Le vendite si iniziarono appena aperto il mercato, su scala enorme. Grossi pacchi di azioni venivano offerti per quello che si poteva prendere; nella prima mezz'ora le vendite mantennero un ritmo da 33.000 al giorno. Gli "spiragli d'aria" che i banchieri volevano tappare si allargarono. Ripetutamente e in molti comparti si accumulò una pletora di ordini di vendita, ma non si presentò alcun compratore...

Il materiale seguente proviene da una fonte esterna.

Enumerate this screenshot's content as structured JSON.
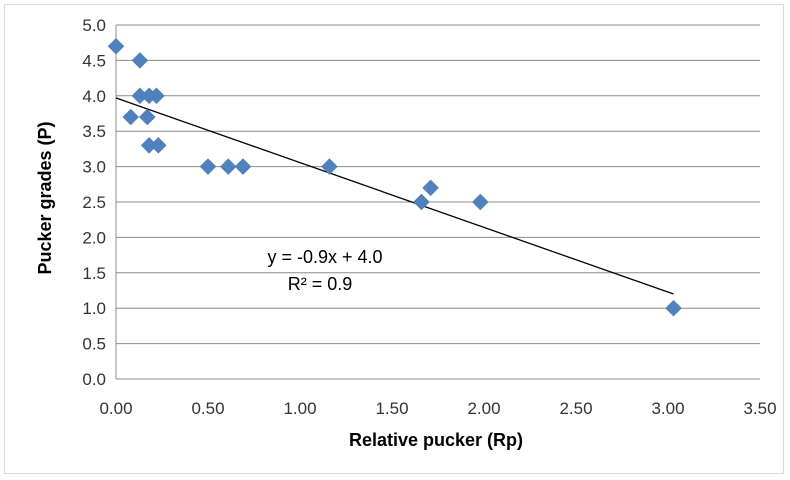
{
  "chart_data": {
    "type": "scatter",
    "title": "",
    "xlabel": "Relative pucker (Rp)",
    "ylabel": "Pucker grades (P)",
    "xlim": [
      0,
      3.5
    ],
    "ylim": [
      0,
      5
    ],
    "xticks": [
      "0.00",
      "0.50",
      "1.00",
      "1.50",
      "2.00",
      "2.50",
      "3.00",
      "3.50"
    ],
    "yticks": [
      "0.0",
      "0.5",
      "1.0",
      "1.5",
      "2.0",
      "2.5",
      "3.0",
      "3.5",
      "4.0",
      "4.5",
      "5.0"
    ],
    "grid": "horizontal",
    "legend": "none",
    "marker": "diamond",
    "marker_color": "#4f81bd",
    "trendline_color": "#000000",
    "points": [
      {
        "x": 0.0,
        "y": 4.7
      },
      {
        "x": 0.13,
        "y": 4.5
      },
      {
        "x": 0.13,
        "y": 4.0
      },
      {
        "x": 0.18,
        "y": 4.0
      },
      {
        "x": 0.22,
        "y": 4.0
      },
      {
        "x": 0.08,
        "y": 3.7
      },
      {
        "x": 0.17,
        "y": 3.7
      },
      {
        "x": 0.18,
        "y": 3.3
      },
      {
        "x": 0.23,
        "y": 3.3
      },
      {
        "x": 0.5,
        "y": 3.0
      },
      {
        "x": 0.61,
        "y": 3.0
      },
      {
        "x": 0.69,
        "y": 3.0
      },
      {
        "x": 1.16,
        "y": 3.0
      },
      {
        "x": 1.66,
        "y": 2.5
      },
      {
        "x": 1.71,
        "y": 2.7
      },
      {
        "x": 1.98,
        "y": 2.5
      },
      {
        "x": 3.03,
        "y": 1.0
      }
    ],
    "trendline": {
      "x_start": 0.0,
      "y_start": 3.97,
      "x_end": 3.03,
      "y_end": 1.2
    },
    "annotations": [
      "y = -0.9x + 4.0",
      "R² = 0.9"
    ]
  }
}
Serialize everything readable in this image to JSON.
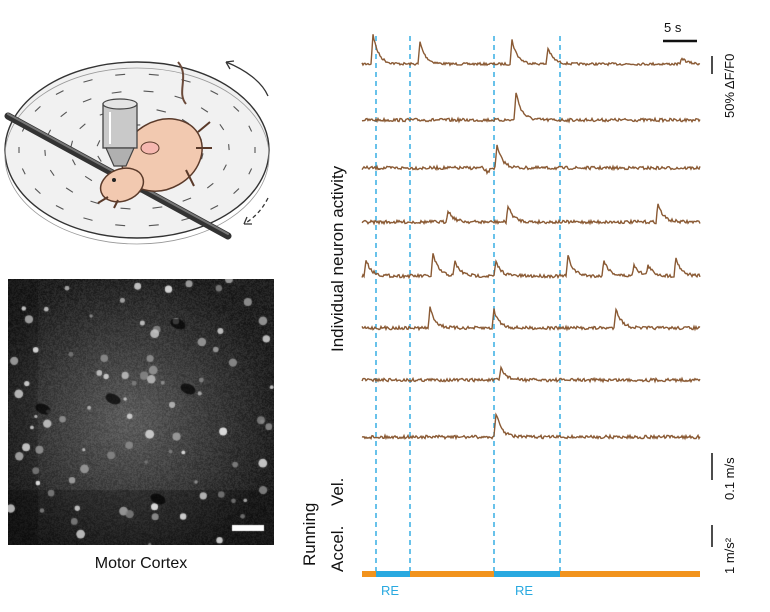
{
  "illustration": {
    "subject_icon": "mouse-on-treadmill-under-objective-illustration",
    "arrow_solid_icon": "curved-arrow-icon",
    "arrow_dashed_icon": "curved-dashed-arrow-icon"
  },
  "micrograph": {
    "caption": "Motor Cortex",
    "scale_bar_icon": "white-scale-bar-icon"
  },
  "traces": {
    "y_label": "Individual neuron activity",
    "neuron_color": "#8a5a34",
    "behavior_color": "#111111",
    "time_scale_label": "5 s",
    "amp_scale_label": "50% ΔF/F0",
    "neuron_count": 8
  },
  "behavior": {
    "group_label": "Running",
    "vel_label": "Vel.",
    "accel_label": "Accel.",
    "vel_scale_label": "0.1 m/s",
    "accel_scale_label": "1 m/s²"
  },
  "epochs": {
    "re_color": "#29a9e0",
    "rest_color": "#f2931d",
    "labels": [
      "RE",
      "RE"
    ]
  }
}
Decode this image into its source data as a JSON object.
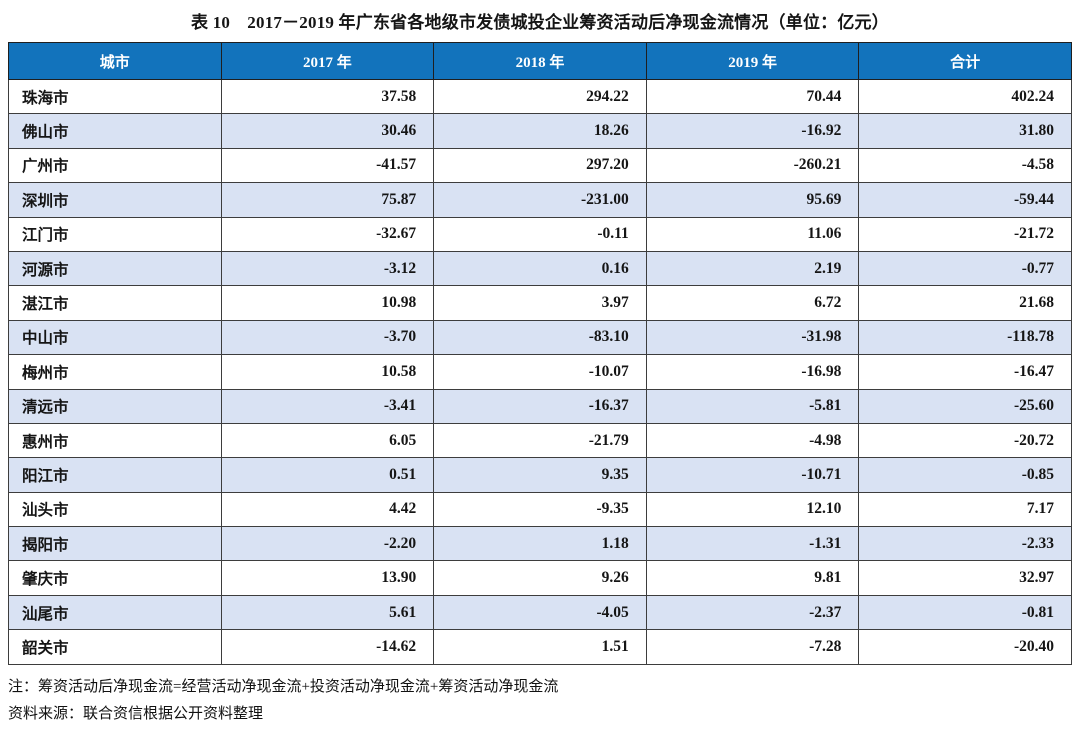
{
  "title": "表 10　2017－2019 年广东省各地级市发债城投企业筹资活动后净现金流情况（单位：亿元）",
  "table": {
    "columns": [
      "城市",
      "2017 年",
      "2018 年",
      "2019 年",
      "合计"
    ],
    "rows": [
      {
        "city": "珠海市",
        "values": [
          "37.58",
          "294.22",
          "70.44",
          "402.24"
        ]
      },
      {
        "city": "佛山市",
        "values": [
          "30.46",
          "18.26",
          "-16.92",
          "31.80"
        ]
      },
      {
        "city": "广州市",
        "values": [
          "-41.57",
          "297.20",
          "-260.21",
          "-4.58"
        ]
      },
      {
        "city": "深圳市",
        "values": [
          "75.87",
          "-231.00",
          "95.69",
          "-59.44"
        ]
      },
      {
        "city": "江门市",
        "values": [
          "-32.67",
          "-0.11",
          "11.06",
          "-21.72"
        ]
      },
      {
        "city": "河源市",
        "values": [
          "-3.12",
          "0.16",
          "2.19",
          "-0.77"
        ]
      },
      {
        "city": "湛江市",
        "values": [
          "10.98",
          "3.97",
          "6.72",
          "21.68"
        ]
      },
      {
        "city": "中山市",
        "values": [
          "-3.70",
          "-83.10",
          "-31.98",
          "-118.78"
        ]
      },
      {
        "city": "梅州市",
        "values": [
          "10.58",
          "-10.07",
          "-16.98",
          "-16.47"
        ]
      },
      {
        "city": "清远市",
        "values": [
          "-3.41",
          "-16.37",
          "-5.81",
          "-25.60"
        ]
      },
      {
        "city": "惠州市",
        "values": [
          "6.05",
          "-21.79",
          "-4.98",
          "-20.72"
        ]
      },
      {
        "city": "阳江市",
        "values": [
          "0.51",
          "9.35",
          "-10.71",
          "-0.85"
        ]
      },
      {
        "city": "汕头市",
        "values": [
          "4.42",
          "-9.35",
          "12.10",
          "7.17"
        ]
      },
      {
        "city": "揭阳市",
        "values": [
          "-2.20",
          "1.18",
          "-1.31",
          "-2.33"
        ]
      },
      {
        "city": "肇庆市",
        "values": [
          "13.90",
          "9.26",
          "9.81",
          "32.97"
        ]
      },
      {
        "city": "汕尾市",
        "values": [
          "5.61",
          "-4.05",
          "-2.37",
          "-0.81"
        ]
      },
      {
        "city": "韶关市",
        "values": [
          "-14.62",
          "1.51",
          "-7.28",
          "-20.40"
        ]
      }
    ]
  },
  "notes": [
    "注：筹资活动后净现金流=经营活动净现金流+投资活动净现金流+筹资活动净现金流",
    "资料来源：联合资信根据公开资料整理"
  ],
  "colors": {
    "header_bg": "#1273bc",
    "header_fg": "#ffffff",
    "alt_row_bg": "#d9e2f3",
    "border": "#3d3d3d"
  }
}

Nella prima settimana la strage aveva colpito gli innocenti. Durante questa seconda settimana, stando alle prove, furono i benestanti e i ricchi a subire un'azione di livellamento paragonabile per vastità e subitaneità a quella diretta oltre un decennio prima da Lenin. Le dimensioni dei pacchetti azionari che venivano offerti facevano pensare che i grossi speculatori vendevano o erano liquidati...
I banchieri si riunirono due volte, il 29, a mezzogiorno e verso sera. Non si senti dire che essi mantenevano un atteggiamento filosofico. Ciò era tutt'altro che sorprendente perché, durante la giornata, una notizia spaventosa si era diffusa in Borsa. Si diceva che il pool dei banchieri, anziché provvedere a stabilizzare il mercato, stava in effetti vendendo azioni! Il prestigio dei banchieri era in verità precipitato più rapidamente dello stesso mercato. Dopo la riunione serale, Lamont incontrò la stampa con lo sgradevole incarico di smentire che essi avevano messo in liquidazione i titoli, o partecipato a un attacco ribassista. Dopo aver nuovamente spiegato, in modo un po' pleonastico, visti gli avvenimenti della giornata, che non era nei propositi dei banchieri mantenere un determinato livello di prezzi, egli concluse: Al gruppo ha continuato e continuerà in cooperazione a sostenere il mercato, e non è stato un venditore di azioni". In effetti, come rivelarono informazioni successive, Albert H. Wiggin della Chase si trovava personalmente a quel tempo in una posizione scoperta per alcuni milioni.
Giovedì, 31 ottobre. Nella breve seduta di tre ore furono trattate oltre sette milioni di azioni, e il mercato fece un altro buon passo avanti. Gli "industriali" dell'indice New York Times guadagnarono 21 punti. Il rendiconto settimanale della Federal Reserve Bank rivelò una diminuzione nei prestiti ai borsisti per oltre un miliardo, la maggiore diminuzione mai registrata in una settimana.
Il fine settimana portò una brutta notizia. Il sabato si annunciò il fallimento della Foshay di Minneapolis, una compagnia da 20 milioni di dollari. Il lunedì, la Commerciai National Bank and Trust Company occupò cinque colonne del New York Times per far conoscere "la nostra certezza e convinzione che la situazione generale industriale e commerciale del Paese è fondamentalmente sana ed essenzialmente intatta". Quel giorno il mercato subì in altro pauroso crollo.